Bien sûr, c’est Proust qui l’explique le mieux : « Mais, quand d’un passé ancien rien ne subsiste, après la mort des êtres, après la destruction des choses seules, plus frêles mais plus vivaces, plus immatérielles, plus persistantes, plus fidèles, l’odeur et la saveur restent encore longtemps, comme des âmes, à se rappeler, à attendre, à espérer, sur la ruine de tout le reste, à porter sans fléchir, sur leur gouttelette presque impalpable, l’édifice immense du souvenir ».

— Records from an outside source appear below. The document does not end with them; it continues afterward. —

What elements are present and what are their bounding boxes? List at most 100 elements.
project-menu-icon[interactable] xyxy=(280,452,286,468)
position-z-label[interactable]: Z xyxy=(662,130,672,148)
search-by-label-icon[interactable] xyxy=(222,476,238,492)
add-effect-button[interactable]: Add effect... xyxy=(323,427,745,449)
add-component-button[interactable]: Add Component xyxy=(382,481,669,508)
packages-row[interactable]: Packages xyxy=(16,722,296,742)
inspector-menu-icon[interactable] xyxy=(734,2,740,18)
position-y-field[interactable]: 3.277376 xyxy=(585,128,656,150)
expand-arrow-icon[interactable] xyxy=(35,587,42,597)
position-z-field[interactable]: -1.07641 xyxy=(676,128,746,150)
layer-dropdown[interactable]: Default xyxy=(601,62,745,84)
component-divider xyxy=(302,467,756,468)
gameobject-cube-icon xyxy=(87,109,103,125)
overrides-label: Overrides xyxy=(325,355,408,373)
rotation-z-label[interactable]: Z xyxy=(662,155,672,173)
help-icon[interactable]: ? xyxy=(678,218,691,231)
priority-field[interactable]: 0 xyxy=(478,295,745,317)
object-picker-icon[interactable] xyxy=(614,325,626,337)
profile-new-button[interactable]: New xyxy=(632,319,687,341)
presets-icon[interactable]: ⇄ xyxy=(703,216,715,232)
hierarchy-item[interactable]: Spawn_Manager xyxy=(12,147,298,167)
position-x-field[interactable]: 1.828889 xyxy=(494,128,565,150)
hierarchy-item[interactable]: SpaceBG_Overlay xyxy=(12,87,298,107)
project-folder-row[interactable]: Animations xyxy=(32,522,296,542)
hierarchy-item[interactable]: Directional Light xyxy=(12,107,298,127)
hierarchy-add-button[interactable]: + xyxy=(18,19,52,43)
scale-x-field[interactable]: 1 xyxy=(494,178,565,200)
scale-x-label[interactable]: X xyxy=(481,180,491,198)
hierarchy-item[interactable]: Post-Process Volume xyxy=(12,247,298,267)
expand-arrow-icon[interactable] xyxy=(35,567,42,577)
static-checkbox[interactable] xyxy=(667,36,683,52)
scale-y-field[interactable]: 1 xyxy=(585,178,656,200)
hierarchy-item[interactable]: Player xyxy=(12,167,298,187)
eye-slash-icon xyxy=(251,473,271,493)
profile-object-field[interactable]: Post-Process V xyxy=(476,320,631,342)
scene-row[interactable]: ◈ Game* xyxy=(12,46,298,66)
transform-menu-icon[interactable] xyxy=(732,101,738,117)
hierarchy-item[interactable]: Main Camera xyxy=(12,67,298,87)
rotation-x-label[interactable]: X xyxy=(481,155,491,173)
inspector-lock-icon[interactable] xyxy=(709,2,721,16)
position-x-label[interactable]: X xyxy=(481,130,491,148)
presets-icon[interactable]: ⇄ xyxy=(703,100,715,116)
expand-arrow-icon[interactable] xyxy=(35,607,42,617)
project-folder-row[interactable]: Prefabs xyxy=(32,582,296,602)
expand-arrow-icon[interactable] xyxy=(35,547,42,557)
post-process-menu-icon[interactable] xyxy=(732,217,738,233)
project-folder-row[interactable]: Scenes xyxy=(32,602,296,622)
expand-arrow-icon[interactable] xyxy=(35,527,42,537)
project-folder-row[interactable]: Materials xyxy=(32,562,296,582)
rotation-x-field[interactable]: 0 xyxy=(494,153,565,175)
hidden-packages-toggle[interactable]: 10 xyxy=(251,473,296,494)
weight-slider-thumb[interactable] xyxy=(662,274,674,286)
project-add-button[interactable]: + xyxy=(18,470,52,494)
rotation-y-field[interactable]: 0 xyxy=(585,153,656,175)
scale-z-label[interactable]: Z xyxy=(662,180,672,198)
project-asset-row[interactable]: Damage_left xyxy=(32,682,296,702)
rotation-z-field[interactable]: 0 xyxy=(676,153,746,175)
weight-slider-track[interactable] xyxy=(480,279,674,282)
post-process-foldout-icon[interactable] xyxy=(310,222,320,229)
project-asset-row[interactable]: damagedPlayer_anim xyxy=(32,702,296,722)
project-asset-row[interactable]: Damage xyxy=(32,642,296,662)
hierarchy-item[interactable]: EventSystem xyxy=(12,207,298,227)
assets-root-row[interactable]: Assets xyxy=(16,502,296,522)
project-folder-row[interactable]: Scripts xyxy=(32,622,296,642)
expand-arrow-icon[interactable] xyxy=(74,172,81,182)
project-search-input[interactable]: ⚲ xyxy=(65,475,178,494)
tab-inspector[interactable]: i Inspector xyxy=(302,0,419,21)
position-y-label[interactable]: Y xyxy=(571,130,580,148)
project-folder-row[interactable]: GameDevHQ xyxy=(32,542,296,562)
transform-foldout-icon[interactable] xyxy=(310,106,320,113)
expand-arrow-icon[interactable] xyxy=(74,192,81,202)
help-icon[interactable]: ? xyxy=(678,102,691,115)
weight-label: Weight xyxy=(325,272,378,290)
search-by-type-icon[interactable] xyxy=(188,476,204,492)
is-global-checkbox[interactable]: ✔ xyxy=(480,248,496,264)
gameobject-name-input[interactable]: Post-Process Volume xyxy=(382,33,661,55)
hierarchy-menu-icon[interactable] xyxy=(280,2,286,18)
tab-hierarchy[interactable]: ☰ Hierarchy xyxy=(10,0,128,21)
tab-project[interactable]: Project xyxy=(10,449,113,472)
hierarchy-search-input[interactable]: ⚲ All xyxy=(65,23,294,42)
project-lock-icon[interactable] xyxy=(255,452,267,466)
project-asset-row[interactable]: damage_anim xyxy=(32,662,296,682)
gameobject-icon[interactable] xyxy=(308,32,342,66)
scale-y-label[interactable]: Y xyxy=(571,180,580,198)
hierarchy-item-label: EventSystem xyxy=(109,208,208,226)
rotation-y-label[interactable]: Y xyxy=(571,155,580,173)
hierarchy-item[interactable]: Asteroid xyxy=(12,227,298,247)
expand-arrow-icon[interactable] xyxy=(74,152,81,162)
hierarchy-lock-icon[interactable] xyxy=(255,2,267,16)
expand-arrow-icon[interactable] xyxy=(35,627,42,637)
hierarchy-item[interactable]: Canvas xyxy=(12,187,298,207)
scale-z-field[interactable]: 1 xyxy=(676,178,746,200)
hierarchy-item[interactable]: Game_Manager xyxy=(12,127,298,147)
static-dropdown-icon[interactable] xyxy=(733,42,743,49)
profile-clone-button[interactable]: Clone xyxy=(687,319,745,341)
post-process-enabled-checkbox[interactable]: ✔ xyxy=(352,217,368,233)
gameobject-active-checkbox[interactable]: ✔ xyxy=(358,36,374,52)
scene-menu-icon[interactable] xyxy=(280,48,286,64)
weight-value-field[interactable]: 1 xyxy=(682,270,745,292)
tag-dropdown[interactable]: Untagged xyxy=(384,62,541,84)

Je tiens à considérer ces petites, fortes miettes de détritus sensoriels que nous trouvons chaque jour comme des visiteurs imprévus pourtant bienvenus, des rois mages si vous me permettez, qui apportent les cadeaux des souvenirs. En dépit du temps qui est passé, le bruit produit quand quelqu’un mélange des cartes me fait penser aux jeux de « Bataille » avec mon arrière-grand-mère. L’odeur du basilic frais me ramène chez moi pendant les dimanches près-midis du passés à regarder mon père faire des boulettes de viande et de la sauce tomate. A partir de maintenant, le goût des calissons me rappellera la magie de la Provence et de mon séjour d’études dans l’ensemble. Proust peut garder ses madeleines— passez-moi un autre calisson, s’il vous plaît.